Electrochemical Dealloying of Ni-Rich Pt–Ni Nanoparticle Network for Robust Oxygen-Reduction Electrocatalysts
Jaeyoung Yoo, Youngtae Park, Jungwoo Choi, JeongHan Roh, Kihyun Shin, Hyun‐Seok Cho, EunAe Cho, Changsoo Lee, Hyuck Mo Lee
Abstract
Increasing the electrochemically active surface area (ECSA) and alloying Pt with transition metals (TMs) are well-known strategies for enhancing the oxygen reduction reaction (ORR) catalytic activities. Herein, we introduce a strategy to produce highly active ORR electrocatalysts with a large ECSA using an electrochemical dealloying process involving leaching of Ni from a Ni-rich Pt–Ni nanoparticle network.
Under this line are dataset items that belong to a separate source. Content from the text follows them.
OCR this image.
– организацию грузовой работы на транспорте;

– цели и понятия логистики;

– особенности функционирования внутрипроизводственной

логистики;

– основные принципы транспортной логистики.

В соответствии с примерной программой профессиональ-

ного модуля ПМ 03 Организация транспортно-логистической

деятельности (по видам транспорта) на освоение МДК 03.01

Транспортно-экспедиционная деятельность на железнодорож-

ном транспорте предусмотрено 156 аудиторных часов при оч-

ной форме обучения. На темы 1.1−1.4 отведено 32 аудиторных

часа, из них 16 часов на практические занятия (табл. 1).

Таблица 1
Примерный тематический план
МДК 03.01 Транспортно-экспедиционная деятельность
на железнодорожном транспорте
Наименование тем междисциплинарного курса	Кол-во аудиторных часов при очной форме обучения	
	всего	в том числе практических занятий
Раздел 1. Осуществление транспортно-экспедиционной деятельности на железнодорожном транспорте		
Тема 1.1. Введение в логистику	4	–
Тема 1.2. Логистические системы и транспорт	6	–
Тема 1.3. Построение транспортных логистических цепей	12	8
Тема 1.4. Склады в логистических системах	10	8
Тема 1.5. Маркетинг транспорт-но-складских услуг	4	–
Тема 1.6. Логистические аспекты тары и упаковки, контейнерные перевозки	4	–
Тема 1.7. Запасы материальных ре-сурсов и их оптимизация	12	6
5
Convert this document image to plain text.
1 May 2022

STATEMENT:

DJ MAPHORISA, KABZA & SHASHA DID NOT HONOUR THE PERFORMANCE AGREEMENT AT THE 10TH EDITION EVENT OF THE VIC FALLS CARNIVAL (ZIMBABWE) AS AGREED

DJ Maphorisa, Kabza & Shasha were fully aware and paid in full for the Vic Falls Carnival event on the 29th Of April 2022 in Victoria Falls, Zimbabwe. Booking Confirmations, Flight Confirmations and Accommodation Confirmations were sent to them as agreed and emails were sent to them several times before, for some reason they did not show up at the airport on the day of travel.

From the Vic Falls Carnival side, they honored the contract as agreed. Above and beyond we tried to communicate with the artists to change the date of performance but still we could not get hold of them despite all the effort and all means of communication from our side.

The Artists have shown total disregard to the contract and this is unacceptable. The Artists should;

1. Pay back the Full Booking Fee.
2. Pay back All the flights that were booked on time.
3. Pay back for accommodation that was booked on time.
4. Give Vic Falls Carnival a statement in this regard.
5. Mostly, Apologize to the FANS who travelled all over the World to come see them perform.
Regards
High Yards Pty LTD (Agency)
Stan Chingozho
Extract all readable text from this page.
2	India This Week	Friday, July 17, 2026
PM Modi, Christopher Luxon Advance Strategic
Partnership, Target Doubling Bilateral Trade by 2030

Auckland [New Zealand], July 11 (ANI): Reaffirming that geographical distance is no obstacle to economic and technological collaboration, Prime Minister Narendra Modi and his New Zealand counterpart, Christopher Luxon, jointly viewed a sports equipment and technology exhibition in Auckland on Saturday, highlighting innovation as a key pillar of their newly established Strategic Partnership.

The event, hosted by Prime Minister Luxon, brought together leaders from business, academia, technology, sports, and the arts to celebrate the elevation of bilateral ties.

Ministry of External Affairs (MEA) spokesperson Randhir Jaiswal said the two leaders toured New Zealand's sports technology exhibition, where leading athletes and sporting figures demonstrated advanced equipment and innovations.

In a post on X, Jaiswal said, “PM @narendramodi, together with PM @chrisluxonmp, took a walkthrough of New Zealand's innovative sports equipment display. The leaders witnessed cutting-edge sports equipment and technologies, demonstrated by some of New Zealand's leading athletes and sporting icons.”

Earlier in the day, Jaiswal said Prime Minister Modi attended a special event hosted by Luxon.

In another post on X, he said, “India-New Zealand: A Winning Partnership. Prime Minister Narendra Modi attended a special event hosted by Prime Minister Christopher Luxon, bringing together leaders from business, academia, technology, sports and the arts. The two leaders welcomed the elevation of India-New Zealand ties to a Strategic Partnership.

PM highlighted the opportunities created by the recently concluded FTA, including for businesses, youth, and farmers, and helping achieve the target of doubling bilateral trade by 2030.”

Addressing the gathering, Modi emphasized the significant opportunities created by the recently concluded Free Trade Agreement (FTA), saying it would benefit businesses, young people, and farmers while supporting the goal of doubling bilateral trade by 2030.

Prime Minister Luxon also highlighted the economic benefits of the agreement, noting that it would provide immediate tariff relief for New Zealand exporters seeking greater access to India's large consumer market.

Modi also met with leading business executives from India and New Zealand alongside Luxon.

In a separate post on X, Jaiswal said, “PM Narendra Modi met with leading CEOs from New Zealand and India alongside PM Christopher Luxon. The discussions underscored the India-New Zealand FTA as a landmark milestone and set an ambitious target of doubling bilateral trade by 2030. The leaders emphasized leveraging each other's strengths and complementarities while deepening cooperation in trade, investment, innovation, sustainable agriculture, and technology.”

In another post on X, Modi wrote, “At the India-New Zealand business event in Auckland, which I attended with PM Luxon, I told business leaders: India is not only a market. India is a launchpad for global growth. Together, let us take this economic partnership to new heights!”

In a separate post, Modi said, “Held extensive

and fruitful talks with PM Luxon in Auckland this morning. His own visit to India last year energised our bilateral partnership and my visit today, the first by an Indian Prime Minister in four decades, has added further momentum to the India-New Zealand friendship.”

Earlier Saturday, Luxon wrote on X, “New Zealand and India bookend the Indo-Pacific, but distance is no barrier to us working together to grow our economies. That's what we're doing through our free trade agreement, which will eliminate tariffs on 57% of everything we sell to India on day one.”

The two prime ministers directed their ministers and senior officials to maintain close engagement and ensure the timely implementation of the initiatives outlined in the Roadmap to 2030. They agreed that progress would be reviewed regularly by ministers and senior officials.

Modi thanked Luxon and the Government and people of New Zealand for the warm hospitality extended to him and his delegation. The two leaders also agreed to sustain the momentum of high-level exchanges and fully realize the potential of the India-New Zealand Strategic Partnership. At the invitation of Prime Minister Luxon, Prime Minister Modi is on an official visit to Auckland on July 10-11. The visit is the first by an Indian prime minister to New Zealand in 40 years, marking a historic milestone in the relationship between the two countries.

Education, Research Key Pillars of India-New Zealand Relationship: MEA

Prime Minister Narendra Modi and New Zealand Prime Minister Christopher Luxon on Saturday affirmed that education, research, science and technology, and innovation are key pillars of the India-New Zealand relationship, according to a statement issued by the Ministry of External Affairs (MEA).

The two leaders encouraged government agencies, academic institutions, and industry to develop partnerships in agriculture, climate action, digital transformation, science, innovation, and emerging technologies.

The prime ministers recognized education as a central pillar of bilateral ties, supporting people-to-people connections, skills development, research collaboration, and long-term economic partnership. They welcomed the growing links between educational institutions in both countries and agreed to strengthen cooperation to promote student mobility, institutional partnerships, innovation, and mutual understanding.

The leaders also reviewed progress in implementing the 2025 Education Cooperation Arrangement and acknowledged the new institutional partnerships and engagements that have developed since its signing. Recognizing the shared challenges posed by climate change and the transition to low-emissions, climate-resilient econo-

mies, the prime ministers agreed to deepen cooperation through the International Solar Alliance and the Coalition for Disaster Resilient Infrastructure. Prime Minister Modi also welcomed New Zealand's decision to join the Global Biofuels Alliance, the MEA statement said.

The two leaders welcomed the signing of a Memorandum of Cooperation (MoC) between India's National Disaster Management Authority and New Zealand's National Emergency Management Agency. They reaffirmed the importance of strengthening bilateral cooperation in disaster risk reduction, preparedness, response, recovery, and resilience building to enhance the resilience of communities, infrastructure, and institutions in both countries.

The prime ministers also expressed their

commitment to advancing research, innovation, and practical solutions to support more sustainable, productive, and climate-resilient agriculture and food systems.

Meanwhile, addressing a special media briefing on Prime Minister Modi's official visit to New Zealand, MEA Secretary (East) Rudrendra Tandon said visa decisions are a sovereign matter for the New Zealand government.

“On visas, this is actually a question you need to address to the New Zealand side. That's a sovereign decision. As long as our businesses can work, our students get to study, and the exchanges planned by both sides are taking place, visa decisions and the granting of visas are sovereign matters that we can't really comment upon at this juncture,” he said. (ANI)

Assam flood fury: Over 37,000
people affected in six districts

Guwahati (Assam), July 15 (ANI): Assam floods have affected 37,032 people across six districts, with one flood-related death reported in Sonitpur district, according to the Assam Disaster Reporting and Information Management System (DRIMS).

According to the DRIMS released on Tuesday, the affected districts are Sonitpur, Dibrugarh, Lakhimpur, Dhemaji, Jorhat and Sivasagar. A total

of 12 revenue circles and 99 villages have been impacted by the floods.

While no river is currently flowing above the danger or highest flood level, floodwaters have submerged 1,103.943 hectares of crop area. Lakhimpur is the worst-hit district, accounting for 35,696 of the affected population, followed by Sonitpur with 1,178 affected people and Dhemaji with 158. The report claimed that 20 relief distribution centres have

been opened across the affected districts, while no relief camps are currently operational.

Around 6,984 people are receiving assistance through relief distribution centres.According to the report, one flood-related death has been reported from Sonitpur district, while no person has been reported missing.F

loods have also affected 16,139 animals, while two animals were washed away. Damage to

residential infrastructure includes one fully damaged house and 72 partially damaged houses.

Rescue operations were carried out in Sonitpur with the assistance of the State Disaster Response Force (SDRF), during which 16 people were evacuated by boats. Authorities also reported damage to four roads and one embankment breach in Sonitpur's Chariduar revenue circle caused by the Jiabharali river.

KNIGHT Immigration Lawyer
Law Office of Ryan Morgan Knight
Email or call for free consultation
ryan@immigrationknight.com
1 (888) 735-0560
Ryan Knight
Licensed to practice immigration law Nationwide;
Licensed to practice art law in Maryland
The dealloying process yielded a dealloyed Pt–Ni nanoparticle network with rugged surfaces from the Ni-rich Pt–Ni nanoparticle network, resulting in a large ECSA. We also increased the mass activity and utilization efficiency of Pt by modulating the interactions between Pt and Ni. The dealloyed nanoparticle network exhibited a high ORR mass activity, six times higher than that of commercial Pt/C. Moreover, the dealloyed Pt–Ni nanoparticle network exhibited better catalytic stability than the Pt/C after 10000 potential cycles, even without carbon support. The reduced binding energy of the O intermediate due to the effects of Ni (ligand and strain effects) enhanced the ORR activity of the dealloyed nanoparticle network, according to the results of a mechanistic study performed using density functional theory. This study opens new avenues for designing TM-alloy catalysts with high ORR activity for various applications.